I ran calculations. Bear spray was in my pack—too far to reach in time. Playing dead only worked for defensive attacks, and this bear's body language read predatory. Climbing was pointless; grizzlies could outclimb humans. Fighting back against eight hundred pounds of claws and teeth was suicide.

Our options were narrowing fast.

The bear broke into a run.

"Move!" I shoved James to the left and dove right, hoping to split its attention.

It didn't work. The bear tracked James with single-minded focus, veering toward him with terrifying speed. He scrambled backward, foot catching on a rock, and went down hard.

"James!"

The bear was on him in seconds, rearing up on hind legs, mouth open in a roar that shook the air.

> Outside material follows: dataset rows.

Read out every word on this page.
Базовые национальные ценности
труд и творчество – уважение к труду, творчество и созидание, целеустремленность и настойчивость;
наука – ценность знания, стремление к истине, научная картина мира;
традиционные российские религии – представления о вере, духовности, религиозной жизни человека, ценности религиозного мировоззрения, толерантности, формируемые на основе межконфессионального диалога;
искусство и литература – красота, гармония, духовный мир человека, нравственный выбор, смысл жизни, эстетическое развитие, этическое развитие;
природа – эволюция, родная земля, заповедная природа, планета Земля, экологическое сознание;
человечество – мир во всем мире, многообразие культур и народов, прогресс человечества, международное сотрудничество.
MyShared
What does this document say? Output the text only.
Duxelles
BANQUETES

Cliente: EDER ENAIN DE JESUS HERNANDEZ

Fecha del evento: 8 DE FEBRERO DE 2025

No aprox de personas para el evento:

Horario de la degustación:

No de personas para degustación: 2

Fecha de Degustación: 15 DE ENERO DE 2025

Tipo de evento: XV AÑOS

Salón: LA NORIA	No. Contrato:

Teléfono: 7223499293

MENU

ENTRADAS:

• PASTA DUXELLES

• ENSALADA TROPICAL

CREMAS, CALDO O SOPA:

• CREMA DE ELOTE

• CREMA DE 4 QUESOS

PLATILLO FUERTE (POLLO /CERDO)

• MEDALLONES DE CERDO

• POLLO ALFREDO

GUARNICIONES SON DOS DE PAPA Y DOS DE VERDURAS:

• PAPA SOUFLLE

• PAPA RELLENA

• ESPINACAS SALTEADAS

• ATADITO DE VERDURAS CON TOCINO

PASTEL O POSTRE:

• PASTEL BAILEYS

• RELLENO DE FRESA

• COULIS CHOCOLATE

I was running before I could think, reaching for the knife at my belt, knowing it wouldn't be enough—

Then James made a sound I'd never heard from a human throat.

Not fear.

Something tearing loose.

There was a sharp crack—clean and final—and the space where James had been simply wasn’t human anymore.

One blink he was on his back in the snow. The next, a wolf stood in his place.

Big. Solid. Dark brown fur already dusted white, paws sunk deep into the snow as if he’d always belonged there.